One Response to “Reader Request – More on the Auto Bailouts”

  1. Harry says:

    Tonight I watched a ubiquitous GM ad on television, with the Chairman talking about how GM is back, et cetera.

    I could not help but harken back to my days as an operating specialist, a field of consulting where we did projects to improve the ratio of output over input, broadly defined.

    My company, though not I, did a project for Pontiac, after we did Motors Insurance Company, the warranty arm of GM. There are many job stories there, but I digress.

    One of the things that became automatic instinct was to comprehend an area in any company and assess things going wrong — machines making strange noises, smoke arising — and especially people doing anything but work.

    The GM commercial shows many people leaving their just-finished work, a lot of folks walking around, many of them in dress shirts. Hardly anyone, maybe no one — I’m not sure until I see the commercial again — actually making a car by screwing in a bolt or a screw.

    This in itself would have been red meat for us, as it always was, when we talked to our client about how many millions of his dollars was being wasted everywhere in his organization on payroll, not to mention all the scrap and rework caused by walking in hallways to the next meeting instead of paying attention to what was happening on the floor.

    I do not hold much hope for GM when its CEO is unexcited when he sees a hundred people in any given snapshot not building cars. (I’m not going to mention GM’s Jobs Bank, which pays “laid off” workers.)

    I drive a GM car, a great car, which I bought used.
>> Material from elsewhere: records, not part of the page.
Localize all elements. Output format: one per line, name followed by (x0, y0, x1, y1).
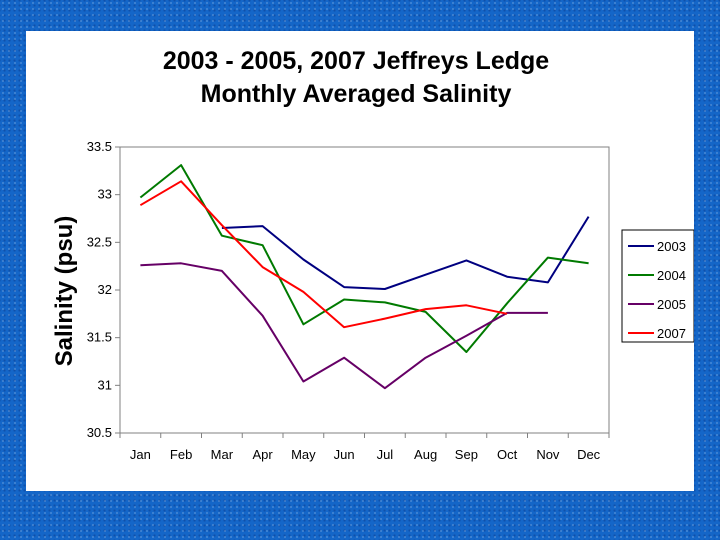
x-tick-label-jul: Jul (377, 447, 394, 462)
y-tick-label: 32.5 (87, 234, 112, 249)
legend-box (621, 229, 694, 343)
chart-title-line-2: Monthly Averaged Salinity (201, 80, 512, 108)
x-tick-label-jan: Jan (130, 447, 151, 462)
x-tick-label-mar: Mar (211, 447, 234, 462)
y-axis: 30.5 31 31.5 32 32.5 33 33.5 (87, 139, 120, 440)
plot-area (119, 146, 610, 434)
legend-label-2003: 2003 (657, 239, 686, 254)
y-tick-label: 30.5 (87, 425, 112, 440)
y-tick-label: 33.5 (87, 139, 112, 154)
chart-slide: 2003 - 2005, 2007 Jeffreys Ledge Monthly… (26, 31, 694, 491)
y-tick-label: 33 (98, 187, 112, 202)
series-line-2005 (140, 262, 548, 390)
series-lines (139, 164, 590, 390)
x-tick-label-apr: Apr (253, 447, 274, 462)
y-tick-label: 31.5 (87, 330, 112, 345)
chart-title-line-1: 2003 - 2005, 2007 Jeffreys Ledge (163, 47, 549, 75)
legend-label-2007: 2007 (657, 326, 686, 341)
x-tick-label-dec: Dec (577, 447, 601, 462)
legend-label-2004: 2004 (657, 268, 686, 283)
x-tick-label-nov: Nov (536, 447, 560, 462)
x-tick-label-jun: Jun (334, 447, 355, 462)
series-line-2007 (139, 180, 508, 329)
x-tick-label-feb: Feb (170, 447, 192, 462)
y-tick-label: 32 (98, 282, 112, 297)
y-axis-label: Salinity (psu) (51, 216, 78, 367)
salinity-line-chart: 2003 - 2005, 2007 Jeffreys Ledge Monthly… (51, 47, 694, 462)
y-tick-label: 31 (98, 377, 112, 392)
series-line-2004 (139, 164, 589, 353)
x-tick-label-aug: Aug (414, 447, 437, 462)
x-tick-label-oct: Oct (497, 447, 518, 462)
legend-label-2005: 2005 (657, 297, 686, 312)
legend: 2003 2004 2005 2007 (628, 239, 686, 341)
x-axis: Jan Feb Mar Apr May Jun Jul Aug Sep Oct Nov Dec (119, 433, 610, 462)
x-tick-label-may: May (291, 447, 316, 462)
x-tick-label-sep: Sep (455, 447, 478, 462)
Their new cars are too expensive. They require an electrician from maintenance to fix a switch on an automatic machine while the expert machine operator watches, idle for hours. The only way GM can compete with its Cadillac is that the mechanic in Stuttgart building the BMW has more stupid work rules, and gets paid for a 40-hour week plus a month off for holiday for a 35-hour week. The 40- and 35-hour weeks count when you punch in and when you punch out, not the time you actually are working.

    My company never based its value on getting people to work harder, and when you were doing a job where capital and machines were at work, labor was not as signifigant. Rather than working harder, we always thought more often was better, and producing something of value, as opposed to waste, was paramount. Our jobs depended every day on getting more output per unit of input and it had to be demonstrated.

    Regarding your comment on immigrants, your point is well-taken.

    I’ve read all the arguments about the Baby Boom demographics and our domestic people growth rate, and I am concerned about our country’s future ability to pay for all its obligations when we are room temperature but my daughter is still around.

    Many of those arguments never speak to the question of who will be around to feed us and provide whatever else we need. Surely if we have a declining workforce, then our burden on whoever is still working becomes expotentially greater.

    Thus it is hard to understand opposition to letting other people into our country, as long as they are willing to work, regardless of the impossible social welfare systems we create for the nonworking.

    The UAW, of course, is afraid Mexicans will displace them, either by working for less per hour or more often. What they do not know is that as long as they are idle, the Jobs Bank will fail probably when they are still alive, and it would be in their interest to work as often as the Mexicans.